Conclusions and future perspectives
There is a strong body of evidence suggesting interkingdom communication by bacterial pathogens eavesdropping on the host adrenergic network. This ‘pathogen espionage’ is mediated through multiple bacterial receptors sensing host signalling molecules including NE stress hormones. These interactions are delicately balanced and it is clear that in most circumstances they can benefit the pathogen. However, there are some instances where the balance is tilted in favour of the host suggesting ‘counter-espionage’ by the host using these signals to its advantage.
Urgent future priorities include the chemical characterization of AI-3, the identification of the corresponding synthase and their conservation and function in other pathogenic bacteria which in turn will provide further insights into AI-3 cross-talk with adrenergic signalling in the host.
There is a need to identify the complete repertoire of bacterial adrenergic receptors and improve our understanding on why there are multiple sensors responding to one or more bacterial or host-derived signals, hence, defining the prokaryotic adrenergic signalome. Why do pathogens use more than one bacterial adrenergic receptor? Perhaps there is a specialized need for certain receptors in specific niches.
Furthermore, it is essential to demonstrate binding of NE stress hormones to the increasing number of identified putative bacterial adrenergic receptors. It would be immensely valuable to determine the crystal structures of bacterial adrenergic receptors with bound agonist and antagonist ligands in order to elucidate conserved structural motifs across the spectrum of receptors. Finally, the search for new interkingdom communication modules should be intensified to provide not only new biological insights into pathogenicity but also novel avenues for antimicrobial research.

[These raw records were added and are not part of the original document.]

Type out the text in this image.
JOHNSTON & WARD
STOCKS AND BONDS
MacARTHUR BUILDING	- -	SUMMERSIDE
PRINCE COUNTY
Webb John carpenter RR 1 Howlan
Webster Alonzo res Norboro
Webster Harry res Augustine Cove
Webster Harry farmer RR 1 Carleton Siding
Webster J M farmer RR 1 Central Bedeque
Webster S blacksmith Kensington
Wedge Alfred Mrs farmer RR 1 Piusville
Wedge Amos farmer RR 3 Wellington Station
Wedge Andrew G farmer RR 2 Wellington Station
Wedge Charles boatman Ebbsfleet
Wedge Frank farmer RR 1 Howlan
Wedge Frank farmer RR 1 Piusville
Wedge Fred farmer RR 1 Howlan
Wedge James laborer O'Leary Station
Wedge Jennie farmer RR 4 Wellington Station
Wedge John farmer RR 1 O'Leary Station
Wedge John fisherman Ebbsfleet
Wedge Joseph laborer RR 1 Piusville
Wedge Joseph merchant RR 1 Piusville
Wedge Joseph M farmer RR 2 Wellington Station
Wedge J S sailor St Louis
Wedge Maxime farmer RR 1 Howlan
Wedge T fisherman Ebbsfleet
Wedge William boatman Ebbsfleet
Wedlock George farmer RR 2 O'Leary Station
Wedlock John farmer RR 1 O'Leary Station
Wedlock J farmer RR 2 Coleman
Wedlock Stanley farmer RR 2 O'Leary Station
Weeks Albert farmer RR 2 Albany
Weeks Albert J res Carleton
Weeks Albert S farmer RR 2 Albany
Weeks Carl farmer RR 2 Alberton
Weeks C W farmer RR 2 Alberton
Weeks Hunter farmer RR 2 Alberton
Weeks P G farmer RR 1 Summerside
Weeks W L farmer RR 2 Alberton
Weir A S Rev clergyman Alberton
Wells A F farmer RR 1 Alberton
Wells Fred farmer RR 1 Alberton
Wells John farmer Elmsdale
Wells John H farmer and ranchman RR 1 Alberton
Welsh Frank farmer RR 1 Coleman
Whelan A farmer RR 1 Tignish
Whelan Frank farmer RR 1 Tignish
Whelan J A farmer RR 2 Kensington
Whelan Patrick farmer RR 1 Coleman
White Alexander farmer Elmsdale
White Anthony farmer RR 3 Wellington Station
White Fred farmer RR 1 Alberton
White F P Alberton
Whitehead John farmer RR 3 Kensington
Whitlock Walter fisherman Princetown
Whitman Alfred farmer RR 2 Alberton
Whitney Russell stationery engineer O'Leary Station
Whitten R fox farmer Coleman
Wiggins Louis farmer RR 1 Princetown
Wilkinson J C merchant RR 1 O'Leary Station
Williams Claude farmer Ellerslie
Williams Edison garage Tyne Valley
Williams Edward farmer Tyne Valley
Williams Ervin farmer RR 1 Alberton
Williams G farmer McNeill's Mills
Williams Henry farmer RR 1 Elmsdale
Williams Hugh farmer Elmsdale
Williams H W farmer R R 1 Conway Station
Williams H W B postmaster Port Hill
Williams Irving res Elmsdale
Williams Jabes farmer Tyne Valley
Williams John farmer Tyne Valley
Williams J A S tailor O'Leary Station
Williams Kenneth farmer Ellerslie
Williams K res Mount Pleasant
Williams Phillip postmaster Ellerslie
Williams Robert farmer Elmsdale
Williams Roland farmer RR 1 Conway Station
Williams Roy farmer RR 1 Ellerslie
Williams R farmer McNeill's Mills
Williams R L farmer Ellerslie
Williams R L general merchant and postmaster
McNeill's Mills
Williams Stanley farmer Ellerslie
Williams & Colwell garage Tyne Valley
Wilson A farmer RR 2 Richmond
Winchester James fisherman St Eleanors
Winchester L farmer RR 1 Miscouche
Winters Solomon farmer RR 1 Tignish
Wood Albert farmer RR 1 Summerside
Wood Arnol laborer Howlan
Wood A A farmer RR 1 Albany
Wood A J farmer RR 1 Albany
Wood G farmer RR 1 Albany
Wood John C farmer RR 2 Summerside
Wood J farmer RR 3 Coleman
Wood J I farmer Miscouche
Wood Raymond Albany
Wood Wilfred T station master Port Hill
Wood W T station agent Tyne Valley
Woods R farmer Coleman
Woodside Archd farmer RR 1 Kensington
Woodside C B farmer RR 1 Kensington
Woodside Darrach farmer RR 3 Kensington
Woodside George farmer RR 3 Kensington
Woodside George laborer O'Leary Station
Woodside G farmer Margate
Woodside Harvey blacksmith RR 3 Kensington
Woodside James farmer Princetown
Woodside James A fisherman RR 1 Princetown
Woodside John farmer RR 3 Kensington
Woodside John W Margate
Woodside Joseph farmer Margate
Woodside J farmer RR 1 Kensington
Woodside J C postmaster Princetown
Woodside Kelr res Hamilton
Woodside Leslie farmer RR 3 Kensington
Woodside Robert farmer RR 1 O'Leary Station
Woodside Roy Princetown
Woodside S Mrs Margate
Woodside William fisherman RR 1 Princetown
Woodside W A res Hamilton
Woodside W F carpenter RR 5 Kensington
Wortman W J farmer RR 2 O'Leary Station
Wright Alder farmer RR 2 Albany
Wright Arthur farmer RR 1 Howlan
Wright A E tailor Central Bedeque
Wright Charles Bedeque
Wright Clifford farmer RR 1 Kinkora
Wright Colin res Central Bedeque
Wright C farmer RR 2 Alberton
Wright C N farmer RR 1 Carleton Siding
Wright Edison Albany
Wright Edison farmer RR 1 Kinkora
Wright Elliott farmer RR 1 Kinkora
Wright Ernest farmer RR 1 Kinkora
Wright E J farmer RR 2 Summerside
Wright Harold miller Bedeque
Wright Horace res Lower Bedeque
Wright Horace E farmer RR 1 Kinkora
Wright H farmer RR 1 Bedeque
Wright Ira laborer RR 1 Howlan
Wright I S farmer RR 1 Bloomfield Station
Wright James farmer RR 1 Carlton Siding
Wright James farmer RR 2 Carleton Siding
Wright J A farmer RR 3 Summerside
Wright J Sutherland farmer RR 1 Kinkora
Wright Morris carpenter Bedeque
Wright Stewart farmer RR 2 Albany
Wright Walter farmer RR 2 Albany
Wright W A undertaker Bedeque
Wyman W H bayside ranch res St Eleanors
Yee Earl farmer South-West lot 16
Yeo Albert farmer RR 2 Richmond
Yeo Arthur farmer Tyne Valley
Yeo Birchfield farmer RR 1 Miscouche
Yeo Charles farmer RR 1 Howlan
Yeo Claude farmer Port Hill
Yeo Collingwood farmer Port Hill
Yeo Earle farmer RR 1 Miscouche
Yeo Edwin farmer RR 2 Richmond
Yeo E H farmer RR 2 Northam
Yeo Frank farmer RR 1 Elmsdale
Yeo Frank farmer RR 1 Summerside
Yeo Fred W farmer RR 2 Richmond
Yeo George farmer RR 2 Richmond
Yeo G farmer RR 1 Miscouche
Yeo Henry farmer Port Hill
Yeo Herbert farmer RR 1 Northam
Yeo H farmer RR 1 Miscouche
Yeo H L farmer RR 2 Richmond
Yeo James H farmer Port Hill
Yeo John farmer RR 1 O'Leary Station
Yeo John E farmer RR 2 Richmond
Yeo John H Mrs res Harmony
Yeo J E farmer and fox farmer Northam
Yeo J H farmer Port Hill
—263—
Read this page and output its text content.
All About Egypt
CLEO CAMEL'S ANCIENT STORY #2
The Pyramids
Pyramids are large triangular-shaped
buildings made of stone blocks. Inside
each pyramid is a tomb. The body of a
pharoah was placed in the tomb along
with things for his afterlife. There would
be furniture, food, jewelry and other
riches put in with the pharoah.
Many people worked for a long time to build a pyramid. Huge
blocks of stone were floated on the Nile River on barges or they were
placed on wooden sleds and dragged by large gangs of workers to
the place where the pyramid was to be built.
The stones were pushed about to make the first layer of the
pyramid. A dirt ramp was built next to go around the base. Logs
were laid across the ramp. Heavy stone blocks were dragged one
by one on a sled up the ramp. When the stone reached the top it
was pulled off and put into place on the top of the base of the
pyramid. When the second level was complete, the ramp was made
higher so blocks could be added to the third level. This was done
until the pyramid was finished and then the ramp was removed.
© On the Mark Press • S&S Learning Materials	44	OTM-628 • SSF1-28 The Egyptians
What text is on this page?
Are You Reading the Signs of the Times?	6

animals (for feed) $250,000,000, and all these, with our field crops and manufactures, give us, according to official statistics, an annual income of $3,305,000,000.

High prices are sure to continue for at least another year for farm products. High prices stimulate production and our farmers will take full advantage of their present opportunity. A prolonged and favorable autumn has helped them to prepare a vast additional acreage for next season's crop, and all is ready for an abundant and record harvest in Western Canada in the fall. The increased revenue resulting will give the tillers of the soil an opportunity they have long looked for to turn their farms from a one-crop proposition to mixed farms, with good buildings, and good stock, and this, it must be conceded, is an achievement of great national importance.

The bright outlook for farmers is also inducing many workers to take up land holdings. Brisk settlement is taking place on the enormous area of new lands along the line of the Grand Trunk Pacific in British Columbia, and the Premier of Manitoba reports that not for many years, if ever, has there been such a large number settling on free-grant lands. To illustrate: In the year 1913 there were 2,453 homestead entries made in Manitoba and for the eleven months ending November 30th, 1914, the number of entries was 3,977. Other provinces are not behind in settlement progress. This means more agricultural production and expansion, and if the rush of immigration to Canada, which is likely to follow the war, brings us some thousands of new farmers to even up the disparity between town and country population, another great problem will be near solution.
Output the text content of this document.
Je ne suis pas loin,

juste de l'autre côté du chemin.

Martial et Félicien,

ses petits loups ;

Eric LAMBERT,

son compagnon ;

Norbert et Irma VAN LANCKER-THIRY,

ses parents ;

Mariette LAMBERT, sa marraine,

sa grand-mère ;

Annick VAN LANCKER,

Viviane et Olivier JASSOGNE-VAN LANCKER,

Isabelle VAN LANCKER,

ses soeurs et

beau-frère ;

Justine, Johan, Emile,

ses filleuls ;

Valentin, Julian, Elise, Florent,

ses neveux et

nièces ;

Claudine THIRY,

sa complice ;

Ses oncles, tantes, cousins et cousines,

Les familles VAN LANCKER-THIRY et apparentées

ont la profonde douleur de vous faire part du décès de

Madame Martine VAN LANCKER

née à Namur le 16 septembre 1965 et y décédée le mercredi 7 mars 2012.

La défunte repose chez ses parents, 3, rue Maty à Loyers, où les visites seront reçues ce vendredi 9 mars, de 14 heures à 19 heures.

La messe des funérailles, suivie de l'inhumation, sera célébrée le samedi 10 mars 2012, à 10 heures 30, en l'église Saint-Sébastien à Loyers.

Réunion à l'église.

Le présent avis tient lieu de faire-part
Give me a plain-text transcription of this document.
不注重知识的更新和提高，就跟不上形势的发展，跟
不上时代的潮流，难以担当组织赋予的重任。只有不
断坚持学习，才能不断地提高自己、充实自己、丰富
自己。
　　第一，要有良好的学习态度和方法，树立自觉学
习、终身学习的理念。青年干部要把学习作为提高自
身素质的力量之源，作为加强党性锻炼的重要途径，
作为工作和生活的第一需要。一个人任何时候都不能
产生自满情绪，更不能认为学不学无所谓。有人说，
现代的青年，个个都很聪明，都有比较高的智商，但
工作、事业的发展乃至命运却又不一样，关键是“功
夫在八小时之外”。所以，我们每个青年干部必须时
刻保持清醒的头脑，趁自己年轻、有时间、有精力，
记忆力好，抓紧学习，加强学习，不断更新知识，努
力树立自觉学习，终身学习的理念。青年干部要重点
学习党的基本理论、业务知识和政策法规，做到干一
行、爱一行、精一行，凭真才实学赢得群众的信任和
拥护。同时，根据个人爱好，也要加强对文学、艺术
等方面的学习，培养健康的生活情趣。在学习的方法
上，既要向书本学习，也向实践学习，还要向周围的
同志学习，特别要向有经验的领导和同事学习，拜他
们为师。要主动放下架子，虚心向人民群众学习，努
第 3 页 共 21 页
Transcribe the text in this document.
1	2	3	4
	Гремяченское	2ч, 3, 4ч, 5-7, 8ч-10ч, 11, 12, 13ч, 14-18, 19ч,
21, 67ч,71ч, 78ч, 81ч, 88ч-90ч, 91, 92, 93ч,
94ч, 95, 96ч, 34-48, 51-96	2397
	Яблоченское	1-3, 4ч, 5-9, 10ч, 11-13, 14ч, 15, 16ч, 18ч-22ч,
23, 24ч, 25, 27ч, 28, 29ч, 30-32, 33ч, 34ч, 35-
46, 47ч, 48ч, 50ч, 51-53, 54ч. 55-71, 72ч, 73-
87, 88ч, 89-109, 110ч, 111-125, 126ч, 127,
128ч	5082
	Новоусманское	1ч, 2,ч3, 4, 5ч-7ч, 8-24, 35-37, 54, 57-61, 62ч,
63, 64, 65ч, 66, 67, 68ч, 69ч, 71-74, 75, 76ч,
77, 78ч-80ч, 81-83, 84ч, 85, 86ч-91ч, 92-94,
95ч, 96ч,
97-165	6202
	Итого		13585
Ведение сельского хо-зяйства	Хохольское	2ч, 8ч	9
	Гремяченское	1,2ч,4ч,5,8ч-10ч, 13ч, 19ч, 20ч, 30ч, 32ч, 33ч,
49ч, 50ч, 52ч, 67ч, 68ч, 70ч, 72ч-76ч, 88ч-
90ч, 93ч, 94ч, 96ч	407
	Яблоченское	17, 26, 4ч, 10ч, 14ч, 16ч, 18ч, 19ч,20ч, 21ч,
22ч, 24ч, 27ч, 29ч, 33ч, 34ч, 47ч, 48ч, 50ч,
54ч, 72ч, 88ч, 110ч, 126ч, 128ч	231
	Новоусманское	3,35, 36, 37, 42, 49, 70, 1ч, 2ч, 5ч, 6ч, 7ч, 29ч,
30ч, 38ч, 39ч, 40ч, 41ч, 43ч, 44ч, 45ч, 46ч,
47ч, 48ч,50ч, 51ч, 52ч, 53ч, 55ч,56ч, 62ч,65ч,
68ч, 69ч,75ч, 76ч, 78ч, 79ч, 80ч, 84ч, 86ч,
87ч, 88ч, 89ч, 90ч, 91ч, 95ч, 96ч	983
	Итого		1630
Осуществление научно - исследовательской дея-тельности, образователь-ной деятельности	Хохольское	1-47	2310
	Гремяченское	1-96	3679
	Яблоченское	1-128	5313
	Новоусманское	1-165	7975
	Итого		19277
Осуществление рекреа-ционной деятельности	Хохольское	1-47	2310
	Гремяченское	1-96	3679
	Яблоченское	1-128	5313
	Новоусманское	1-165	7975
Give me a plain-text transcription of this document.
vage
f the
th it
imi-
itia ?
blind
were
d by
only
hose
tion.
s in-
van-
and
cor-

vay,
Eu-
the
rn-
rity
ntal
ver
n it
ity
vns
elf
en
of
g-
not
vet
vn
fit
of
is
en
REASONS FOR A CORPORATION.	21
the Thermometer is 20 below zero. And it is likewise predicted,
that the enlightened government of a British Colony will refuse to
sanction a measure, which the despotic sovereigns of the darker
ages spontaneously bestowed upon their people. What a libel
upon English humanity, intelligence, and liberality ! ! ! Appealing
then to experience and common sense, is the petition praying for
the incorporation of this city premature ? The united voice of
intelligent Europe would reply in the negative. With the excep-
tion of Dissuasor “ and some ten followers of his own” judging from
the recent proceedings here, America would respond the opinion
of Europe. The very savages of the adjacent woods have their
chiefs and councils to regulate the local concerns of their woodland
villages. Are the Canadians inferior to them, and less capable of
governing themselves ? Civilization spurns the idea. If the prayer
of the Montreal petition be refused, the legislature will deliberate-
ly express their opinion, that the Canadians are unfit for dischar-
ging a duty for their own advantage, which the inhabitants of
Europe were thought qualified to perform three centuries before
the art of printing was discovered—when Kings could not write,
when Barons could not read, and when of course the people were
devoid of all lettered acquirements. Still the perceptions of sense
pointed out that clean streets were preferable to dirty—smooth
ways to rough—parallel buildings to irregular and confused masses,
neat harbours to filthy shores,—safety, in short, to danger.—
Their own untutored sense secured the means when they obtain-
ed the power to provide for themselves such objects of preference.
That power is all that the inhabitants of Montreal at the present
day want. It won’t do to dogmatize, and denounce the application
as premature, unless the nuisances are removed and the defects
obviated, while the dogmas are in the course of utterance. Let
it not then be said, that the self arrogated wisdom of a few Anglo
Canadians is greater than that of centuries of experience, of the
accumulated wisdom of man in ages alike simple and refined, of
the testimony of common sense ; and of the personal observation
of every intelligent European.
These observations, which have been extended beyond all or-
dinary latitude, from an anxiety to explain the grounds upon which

The authors were supported by research grants from the Medical Research Council, UK. We wish to thank the anonymous reviewers for their valuable comments and suggestions. We sincerely apologize to all those colleagues whose important work we have not been able to cite due to space limitations. We would also like to thank Dr Simon Cockell at the Bioinformatics Support Unit (Newcastle University) for help with sequence analysis.